In December 2014, I started my blog. One of my intentions in keeping an online journal was to share my son and my life with others. Yet, along the way, I became discouraged at the task at hand.
I worried a lot. I told myself that what I was doing was stupid and no one would understand me. I believed that no one would like what I had to say, or would read my work. I also compared myself with other writers and bloggers, as my fear increased. Then sadly, within six months I stopped blogging.
During the time I was not writing or blogging, it bothered me. There was a constant thought and feeling that I needed to be writing and posting to my blog. Yet, I would not write and the feeling remained.
It was over a year, that I decided that I was tired of feeling vexed and burdened. It was time to stop ignoring, what I knew I was called to do, which is to “Write.”
So, I wrote.
And I wrote if my writing was horrible, if it didn’t sound right, if it made me angry, and if it was grammatically ugly or incorrect. I wrote if I hated my writer’s voice, and if I had to revise it a million times.
I just wrote!
Besides writing, I also posted to my blog. I made a decision that I was going to have a blog post for certain days of the week and I did. It didn’t matter if the blog post wasn’t perfect, received no views, no likes, or no comments. I just hit the, “Publish” button.
Then suddenly, as I continued to write, and post to my blog, something happened. I began to see results. My blog traffic slowly increased. I began to receive visitors, views, likes and comments. These were great results, however there were other results from blogging that made me happier.

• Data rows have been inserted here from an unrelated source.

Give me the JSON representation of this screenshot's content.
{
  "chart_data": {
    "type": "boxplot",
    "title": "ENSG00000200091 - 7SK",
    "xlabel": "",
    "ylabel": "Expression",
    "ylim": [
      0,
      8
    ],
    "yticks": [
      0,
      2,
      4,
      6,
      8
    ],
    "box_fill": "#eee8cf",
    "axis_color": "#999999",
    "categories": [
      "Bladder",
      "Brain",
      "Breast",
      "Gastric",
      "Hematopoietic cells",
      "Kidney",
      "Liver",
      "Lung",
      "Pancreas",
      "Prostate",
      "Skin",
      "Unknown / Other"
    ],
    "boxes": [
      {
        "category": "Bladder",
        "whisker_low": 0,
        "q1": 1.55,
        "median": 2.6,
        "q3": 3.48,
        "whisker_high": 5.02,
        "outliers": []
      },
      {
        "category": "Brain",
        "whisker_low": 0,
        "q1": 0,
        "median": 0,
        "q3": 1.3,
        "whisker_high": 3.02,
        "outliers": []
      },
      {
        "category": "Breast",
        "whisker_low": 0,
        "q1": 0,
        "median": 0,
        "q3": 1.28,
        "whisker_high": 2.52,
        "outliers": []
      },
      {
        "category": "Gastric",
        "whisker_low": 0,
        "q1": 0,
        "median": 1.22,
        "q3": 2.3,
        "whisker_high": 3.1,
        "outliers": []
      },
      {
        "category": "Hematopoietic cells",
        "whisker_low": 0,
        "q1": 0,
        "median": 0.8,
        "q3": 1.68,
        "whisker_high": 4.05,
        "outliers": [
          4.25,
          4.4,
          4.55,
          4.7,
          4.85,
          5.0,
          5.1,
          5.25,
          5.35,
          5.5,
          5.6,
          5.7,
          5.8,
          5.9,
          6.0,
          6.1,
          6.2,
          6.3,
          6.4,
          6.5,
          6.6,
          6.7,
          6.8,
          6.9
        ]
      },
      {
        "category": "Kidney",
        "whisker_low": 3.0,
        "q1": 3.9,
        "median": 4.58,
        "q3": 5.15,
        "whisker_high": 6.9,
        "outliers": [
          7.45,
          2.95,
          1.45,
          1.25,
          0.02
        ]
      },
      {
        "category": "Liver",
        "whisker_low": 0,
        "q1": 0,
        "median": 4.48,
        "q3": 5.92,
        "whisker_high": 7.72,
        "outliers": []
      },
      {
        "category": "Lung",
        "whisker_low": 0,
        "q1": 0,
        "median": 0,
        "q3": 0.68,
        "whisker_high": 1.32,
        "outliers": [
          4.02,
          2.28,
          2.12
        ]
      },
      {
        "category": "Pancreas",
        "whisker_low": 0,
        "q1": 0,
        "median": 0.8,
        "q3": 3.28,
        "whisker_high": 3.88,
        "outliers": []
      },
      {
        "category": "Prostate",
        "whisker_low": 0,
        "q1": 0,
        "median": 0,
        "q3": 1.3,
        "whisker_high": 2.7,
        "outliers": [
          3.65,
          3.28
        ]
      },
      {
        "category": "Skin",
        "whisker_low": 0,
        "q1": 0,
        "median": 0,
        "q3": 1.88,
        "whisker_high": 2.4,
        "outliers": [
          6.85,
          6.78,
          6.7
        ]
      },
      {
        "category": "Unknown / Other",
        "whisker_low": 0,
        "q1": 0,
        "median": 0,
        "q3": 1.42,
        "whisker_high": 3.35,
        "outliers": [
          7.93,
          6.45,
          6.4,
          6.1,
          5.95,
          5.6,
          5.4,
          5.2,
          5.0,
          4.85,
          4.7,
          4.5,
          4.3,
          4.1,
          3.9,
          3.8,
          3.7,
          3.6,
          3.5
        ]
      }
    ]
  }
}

What made me happy was the result of knowing that someone could relate to my life of raising my son with special needs. Also, that my blog post was encouraging and inspiring others.
It was the result of meeting fellow bloggers and reading some of their amazing blog post. Also, it is the result of receiving advice from fellow writers and bloggers that has helped me grow in my knowledge of writing and blogging.
It is the result of seeing my fear of writing end and my confidence increase.
And lastly, it is the belief that I will continue to grow as a writer, if I stay on this journey.
So, Keep Blogging…and your results will come.